Consider, for instance, the reporting of Fox News and Bloomberg News Channel during the same period. In this time frame, while the main focus of Fox News was to ‘instruct’ its viewers to invest in certain types of stocks, Bloomberg’s focus was on ‘what’ is going on in the stock market. For instance, on ‘Fox & Friends’, a morning show on Fox News, presenter Gretchen Carlson regularly used phrases like ‘Go out and win it’ to persuade viewers to invest in certain types of stocks, while Bloomberg’s morning show was dominantly focused on educating the readers by simple reporting of stock prices. In addition, while Fox News was often shown displaying graphs projecting growth in stock price in nominal terms, Bloomberg’s statistics were often extremely accurate. Other factors such as performing and repeating news also differentiated the two conglomerates.
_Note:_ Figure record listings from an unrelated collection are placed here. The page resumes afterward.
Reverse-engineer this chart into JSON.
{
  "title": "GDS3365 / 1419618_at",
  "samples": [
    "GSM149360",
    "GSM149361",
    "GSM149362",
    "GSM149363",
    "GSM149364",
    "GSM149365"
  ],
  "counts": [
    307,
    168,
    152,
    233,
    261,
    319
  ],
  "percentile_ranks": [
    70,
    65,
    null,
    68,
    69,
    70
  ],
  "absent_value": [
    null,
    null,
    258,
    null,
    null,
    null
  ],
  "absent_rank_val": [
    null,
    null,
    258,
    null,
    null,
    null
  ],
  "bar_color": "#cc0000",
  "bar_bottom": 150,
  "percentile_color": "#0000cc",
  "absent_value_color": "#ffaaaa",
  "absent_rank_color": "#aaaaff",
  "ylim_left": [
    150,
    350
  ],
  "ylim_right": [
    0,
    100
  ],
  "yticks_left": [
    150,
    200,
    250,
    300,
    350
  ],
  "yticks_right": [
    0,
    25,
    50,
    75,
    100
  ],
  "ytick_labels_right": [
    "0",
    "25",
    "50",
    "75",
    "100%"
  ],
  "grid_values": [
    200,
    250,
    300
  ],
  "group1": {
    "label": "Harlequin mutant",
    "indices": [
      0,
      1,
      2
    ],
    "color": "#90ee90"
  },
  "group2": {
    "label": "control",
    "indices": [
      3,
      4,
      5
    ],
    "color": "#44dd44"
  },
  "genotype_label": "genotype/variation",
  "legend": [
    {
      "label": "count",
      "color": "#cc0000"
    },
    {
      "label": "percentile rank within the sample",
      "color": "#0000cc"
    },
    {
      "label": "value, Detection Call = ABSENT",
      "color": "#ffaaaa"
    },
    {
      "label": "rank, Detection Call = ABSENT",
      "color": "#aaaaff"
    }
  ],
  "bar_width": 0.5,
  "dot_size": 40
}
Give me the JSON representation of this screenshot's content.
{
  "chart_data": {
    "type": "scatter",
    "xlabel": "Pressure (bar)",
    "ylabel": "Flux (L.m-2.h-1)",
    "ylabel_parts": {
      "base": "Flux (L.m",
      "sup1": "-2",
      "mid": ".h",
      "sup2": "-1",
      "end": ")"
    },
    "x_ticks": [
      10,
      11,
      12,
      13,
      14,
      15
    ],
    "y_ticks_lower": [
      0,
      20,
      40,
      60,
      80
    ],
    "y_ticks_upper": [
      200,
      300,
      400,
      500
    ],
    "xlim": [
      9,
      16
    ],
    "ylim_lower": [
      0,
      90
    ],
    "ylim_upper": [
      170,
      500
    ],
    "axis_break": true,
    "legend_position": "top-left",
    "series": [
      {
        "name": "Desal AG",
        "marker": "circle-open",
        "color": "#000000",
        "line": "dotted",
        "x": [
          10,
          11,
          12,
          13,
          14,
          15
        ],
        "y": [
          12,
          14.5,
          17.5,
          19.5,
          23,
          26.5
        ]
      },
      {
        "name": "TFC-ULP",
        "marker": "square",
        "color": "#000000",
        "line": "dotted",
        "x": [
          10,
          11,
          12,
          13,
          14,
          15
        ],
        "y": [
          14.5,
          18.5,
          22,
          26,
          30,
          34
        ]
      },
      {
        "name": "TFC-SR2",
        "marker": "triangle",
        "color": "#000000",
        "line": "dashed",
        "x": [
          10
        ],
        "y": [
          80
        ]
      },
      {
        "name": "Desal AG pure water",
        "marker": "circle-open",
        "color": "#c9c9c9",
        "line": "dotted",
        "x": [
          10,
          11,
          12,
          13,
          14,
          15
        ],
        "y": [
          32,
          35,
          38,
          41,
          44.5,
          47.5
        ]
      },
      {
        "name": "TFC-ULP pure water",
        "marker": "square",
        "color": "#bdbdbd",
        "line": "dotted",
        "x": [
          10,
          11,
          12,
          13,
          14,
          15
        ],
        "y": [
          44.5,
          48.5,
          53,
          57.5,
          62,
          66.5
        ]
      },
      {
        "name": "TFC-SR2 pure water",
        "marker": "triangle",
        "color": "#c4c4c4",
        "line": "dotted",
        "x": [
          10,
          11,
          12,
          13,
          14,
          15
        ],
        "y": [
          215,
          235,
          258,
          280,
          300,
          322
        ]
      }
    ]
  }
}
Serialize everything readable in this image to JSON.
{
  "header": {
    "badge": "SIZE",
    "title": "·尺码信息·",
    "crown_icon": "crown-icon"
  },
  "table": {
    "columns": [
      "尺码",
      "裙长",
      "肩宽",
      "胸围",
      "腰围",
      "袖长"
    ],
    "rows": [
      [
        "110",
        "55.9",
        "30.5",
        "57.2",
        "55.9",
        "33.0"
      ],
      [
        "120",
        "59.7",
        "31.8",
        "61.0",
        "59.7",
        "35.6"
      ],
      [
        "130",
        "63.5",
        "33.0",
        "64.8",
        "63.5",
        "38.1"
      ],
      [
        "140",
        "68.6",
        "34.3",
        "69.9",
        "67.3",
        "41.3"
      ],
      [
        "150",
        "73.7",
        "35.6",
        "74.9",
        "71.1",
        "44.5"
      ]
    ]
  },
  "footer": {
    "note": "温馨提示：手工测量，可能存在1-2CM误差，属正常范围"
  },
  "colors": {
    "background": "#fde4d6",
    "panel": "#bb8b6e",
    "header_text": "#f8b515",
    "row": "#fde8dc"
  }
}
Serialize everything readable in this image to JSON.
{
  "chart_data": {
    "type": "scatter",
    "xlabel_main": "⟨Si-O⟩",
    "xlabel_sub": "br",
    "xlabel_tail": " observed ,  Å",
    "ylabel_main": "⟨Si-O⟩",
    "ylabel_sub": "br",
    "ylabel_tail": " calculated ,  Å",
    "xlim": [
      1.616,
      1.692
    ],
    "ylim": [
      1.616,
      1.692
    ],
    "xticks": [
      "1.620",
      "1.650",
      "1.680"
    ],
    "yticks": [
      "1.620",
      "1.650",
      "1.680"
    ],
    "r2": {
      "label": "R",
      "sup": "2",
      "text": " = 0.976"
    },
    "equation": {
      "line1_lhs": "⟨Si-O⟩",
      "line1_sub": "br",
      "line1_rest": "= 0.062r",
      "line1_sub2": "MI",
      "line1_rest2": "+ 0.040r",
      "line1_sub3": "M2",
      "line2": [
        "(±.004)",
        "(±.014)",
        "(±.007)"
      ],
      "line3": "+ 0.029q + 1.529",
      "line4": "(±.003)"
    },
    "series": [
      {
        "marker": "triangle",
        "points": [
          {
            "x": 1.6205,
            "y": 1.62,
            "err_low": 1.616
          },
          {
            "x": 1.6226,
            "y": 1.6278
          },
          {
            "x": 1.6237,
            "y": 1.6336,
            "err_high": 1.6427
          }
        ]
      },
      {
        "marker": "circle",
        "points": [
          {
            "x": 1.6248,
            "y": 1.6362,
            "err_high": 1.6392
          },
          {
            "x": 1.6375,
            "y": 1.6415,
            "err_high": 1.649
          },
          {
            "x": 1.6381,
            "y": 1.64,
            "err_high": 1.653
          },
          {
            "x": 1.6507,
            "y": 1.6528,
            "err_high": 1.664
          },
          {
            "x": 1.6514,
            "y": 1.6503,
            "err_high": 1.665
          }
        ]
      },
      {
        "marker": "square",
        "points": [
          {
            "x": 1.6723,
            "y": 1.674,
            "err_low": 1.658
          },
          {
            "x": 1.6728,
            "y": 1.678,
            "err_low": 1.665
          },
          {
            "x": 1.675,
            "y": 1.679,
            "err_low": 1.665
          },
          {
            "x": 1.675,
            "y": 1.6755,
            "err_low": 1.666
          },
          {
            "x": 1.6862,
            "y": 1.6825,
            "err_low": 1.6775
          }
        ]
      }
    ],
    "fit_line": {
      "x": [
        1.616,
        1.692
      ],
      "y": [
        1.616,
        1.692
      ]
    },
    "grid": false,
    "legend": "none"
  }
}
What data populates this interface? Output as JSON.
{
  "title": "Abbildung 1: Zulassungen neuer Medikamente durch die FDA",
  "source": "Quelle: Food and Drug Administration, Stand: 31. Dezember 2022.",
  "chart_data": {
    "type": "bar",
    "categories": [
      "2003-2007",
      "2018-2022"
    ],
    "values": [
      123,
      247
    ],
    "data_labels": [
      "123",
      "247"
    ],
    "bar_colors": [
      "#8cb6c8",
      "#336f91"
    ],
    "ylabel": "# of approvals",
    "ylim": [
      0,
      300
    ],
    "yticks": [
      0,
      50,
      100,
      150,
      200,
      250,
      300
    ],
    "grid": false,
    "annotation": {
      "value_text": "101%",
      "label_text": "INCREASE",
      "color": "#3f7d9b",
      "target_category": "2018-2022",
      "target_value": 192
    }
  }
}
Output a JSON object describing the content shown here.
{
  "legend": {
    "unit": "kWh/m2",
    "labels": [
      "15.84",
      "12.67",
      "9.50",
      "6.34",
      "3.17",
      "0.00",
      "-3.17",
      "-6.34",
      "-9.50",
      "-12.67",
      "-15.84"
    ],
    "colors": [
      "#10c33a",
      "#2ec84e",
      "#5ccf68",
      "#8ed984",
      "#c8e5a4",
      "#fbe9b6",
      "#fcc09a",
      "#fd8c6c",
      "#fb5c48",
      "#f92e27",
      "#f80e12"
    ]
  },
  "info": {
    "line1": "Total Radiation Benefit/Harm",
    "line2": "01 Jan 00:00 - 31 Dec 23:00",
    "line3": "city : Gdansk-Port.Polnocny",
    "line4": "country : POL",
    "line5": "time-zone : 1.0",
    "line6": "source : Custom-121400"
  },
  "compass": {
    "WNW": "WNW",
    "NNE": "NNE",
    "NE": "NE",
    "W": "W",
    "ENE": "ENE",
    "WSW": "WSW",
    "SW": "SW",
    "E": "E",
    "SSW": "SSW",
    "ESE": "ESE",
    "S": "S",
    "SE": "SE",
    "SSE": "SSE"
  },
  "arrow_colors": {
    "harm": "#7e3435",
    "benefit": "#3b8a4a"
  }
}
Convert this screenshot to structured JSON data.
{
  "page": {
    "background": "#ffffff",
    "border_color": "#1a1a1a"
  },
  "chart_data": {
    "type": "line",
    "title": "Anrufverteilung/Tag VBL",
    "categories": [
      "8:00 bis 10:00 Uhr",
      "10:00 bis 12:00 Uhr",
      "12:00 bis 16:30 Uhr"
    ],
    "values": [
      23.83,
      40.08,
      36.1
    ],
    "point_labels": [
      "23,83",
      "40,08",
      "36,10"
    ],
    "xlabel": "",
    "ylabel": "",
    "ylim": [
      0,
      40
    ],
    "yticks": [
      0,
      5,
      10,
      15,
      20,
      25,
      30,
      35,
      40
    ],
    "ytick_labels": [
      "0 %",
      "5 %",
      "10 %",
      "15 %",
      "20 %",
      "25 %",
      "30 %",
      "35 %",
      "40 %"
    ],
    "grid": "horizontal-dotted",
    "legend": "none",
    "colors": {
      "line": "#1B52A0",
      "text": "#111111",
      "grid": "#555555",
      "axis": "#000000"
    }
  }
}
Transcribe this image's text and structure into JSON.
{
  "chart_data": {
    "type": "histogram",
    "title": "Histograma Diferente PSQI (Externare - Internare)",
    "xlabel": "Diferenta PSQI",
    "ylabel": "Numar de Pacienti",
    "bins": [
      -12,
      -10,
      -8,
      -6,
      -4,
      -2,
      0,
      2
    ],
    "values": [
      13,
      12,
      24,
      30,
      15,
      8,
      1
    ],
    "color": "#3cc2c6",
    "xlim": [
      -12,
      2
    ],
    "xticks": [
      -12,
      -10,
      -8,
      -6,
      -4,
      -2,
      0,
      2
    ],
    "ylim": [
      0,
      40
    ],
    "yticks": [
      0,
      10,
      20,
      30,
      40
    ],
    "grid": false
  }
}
These differences, as mentioned earlier, result in different amount of impact on stock price movements but they do not suggest, however, that both sides of scholars have come to completely flawed conclusions. In my view, both sides of scholars have come to valid conclusions but the scope of the validity of their conclusions is rather narrowly defined. For instance, the active group’s conclusion is more pertinent for media conglomerates that succumb to corporate interests or to conglomerates that target the masses. This is because mass media, quite often, resorts to simplistic, rhetorical and performance-based financial news reporting. Similarly, the passive group’s conclusion is more relevant for media conglomerates that serve either as independent or earned media.

What this conclusion implies is that the media is too heterogeneous a market participant for us to claim whether it plays an active or passive role. What also follows is that the efficient market hypothesis does hold true but only for some constituents of the media sphere.